Jamie Bishop was dear to friends of mine. The Jamie Bishop and Jocelyne Couture-Nowak Scholarships will be awarded annually to German and French majors at Virginia Tech. Donations may be made payable to the Virginia Tech Foundation for the Jamie Bishop Scholarship (for German Majors) or the Jocelyne Couture-Nowak Scholarship (for French majors):

Virginia Tech Foundation
University Development
902 Prices Fork Road
Blacksburg, VA 24061


Radin said...

The real problem starts when some people as well as some doctors think medication is a cure. But as a matter of experience (in my own case of Bipolar disorder) medication and its doses should be just a helping hand for us to help ourselves. Even in cases like Bipolar where a life time medication is recommended, parallel to that the person must be helped to deal with his/her problem and bring down the medication to its lowest dosage as possible. Medication may pin the person down for sometime but it is not the cure. When you use a drug for your depression too long or in high dosage you will sure experience deeper depression next time. It will be like what drug addicts face.
It is most appreciated how deeply you are concerned about your students problems as a teacher but sticking to your establishment rules is a s far as you can go and dealing with their problems as individuals is better done with the help of a professional.

Dr. Lisa said...

Thank you for sharing your experience. Your thoughts are much appreciated.

Some said...

Anecdote: while in an intro anthropolgy class, UCLA, I failed my midterm. As in, there was an F on the test which counted for about 35% of my final grade. I was one of two students who failed, out of a class of oh, 500.

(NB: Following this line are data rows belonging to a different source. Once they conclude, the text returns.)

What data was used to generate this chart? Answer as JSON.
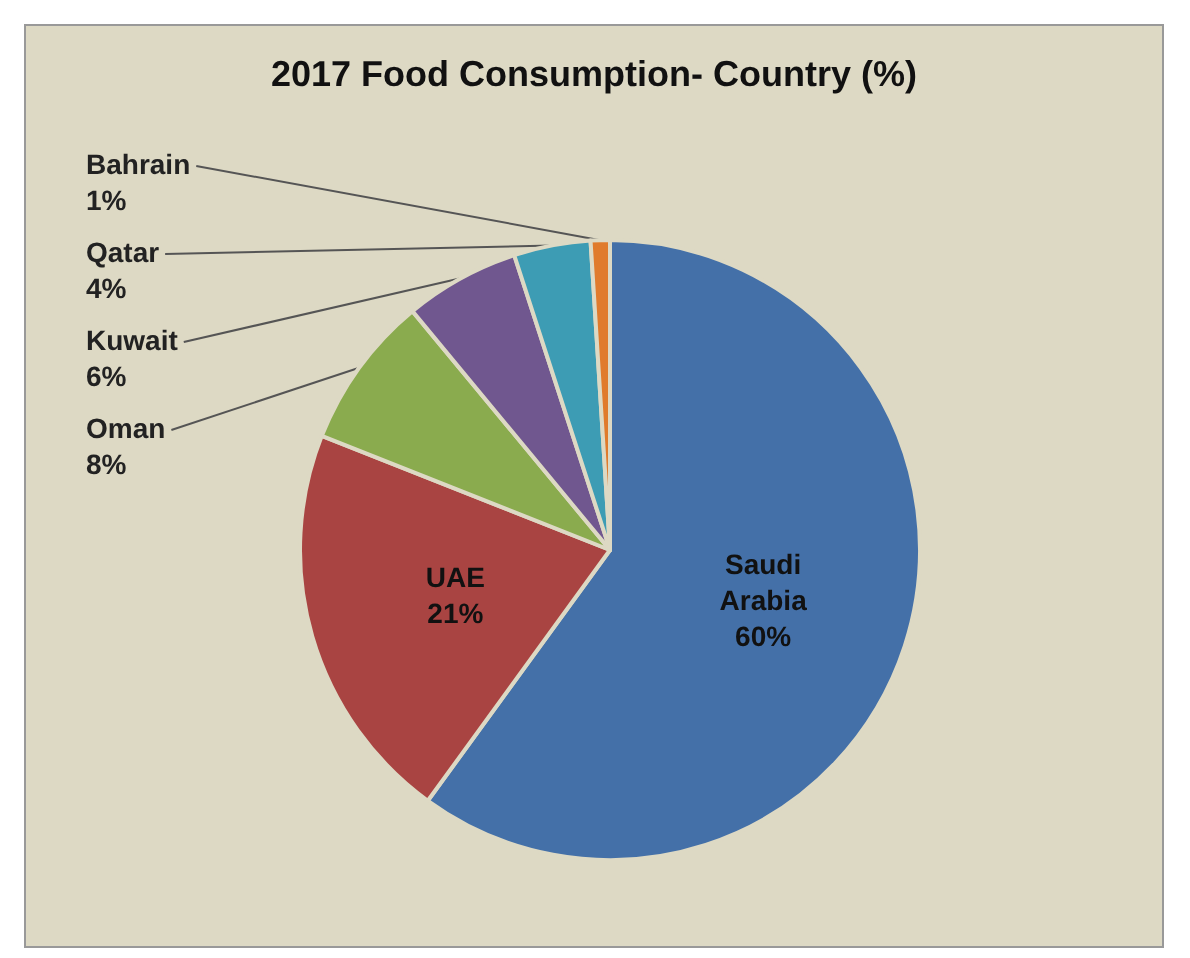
{
  "chart_data": {
    "type": "pie",
    "title": "2017 Food Consumption- Country (%)",
    "categories": [
      "Saudi Arabia",
      "UAE",
      "Oman",
      "Kuwait",
      "Qatar",
      "Bahrain"
    ],
    "values": [
      60,
      21,
      8,
      6,
      4,
      1
    ],
    "value_labels": [
      "60%",
      "21%",
      "8%",
      "6%",
      "4%",
      "1%"
    ],
    "colors": [
      "#4470a8",
      "#a94442",
      "#8aab4e",
      "#70578f",
      "#3d9cb4",
      "#e07b2c"
    ],
    "legend": false
  }
}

I decided that I should start going to my discussion section instead of skipping it. The TA was surprised to see me. I said my mom was remarrying, I was gone for something or other, blah blah blah; all were just excuses to explain away my own laziness and ego into thinking I could ace the class simply because my friend Brent, sitting next to me in lecture, knew all the answers.

Anyway, the TA handed out these flyers for Student Health/Psych services, said if there was any issues, to go talk to someone. This was in a discussion class of like, five people. He didn't mention names, but I know I was the one he meant it for. I didn't go, of course, but instead studied my ass off for the final. I really, really thought I aced it, but ended up with a B- (or a C+, maybe?) in the class. Point of it was that I appreciated the TA's gesture in hindsight, but at the time, I was thoroughly embarrassed that he took my sad excuse seriously.

That doesn't help you at all, does it?

Maybe handing out the student psych brochures to the whole class just before/after a midterm as a habit? It sort of invites anyone who thinks they need to say something to say something, or at least reminds the students that help is available.

And not leave the flyers at the door, I mean, hand them out.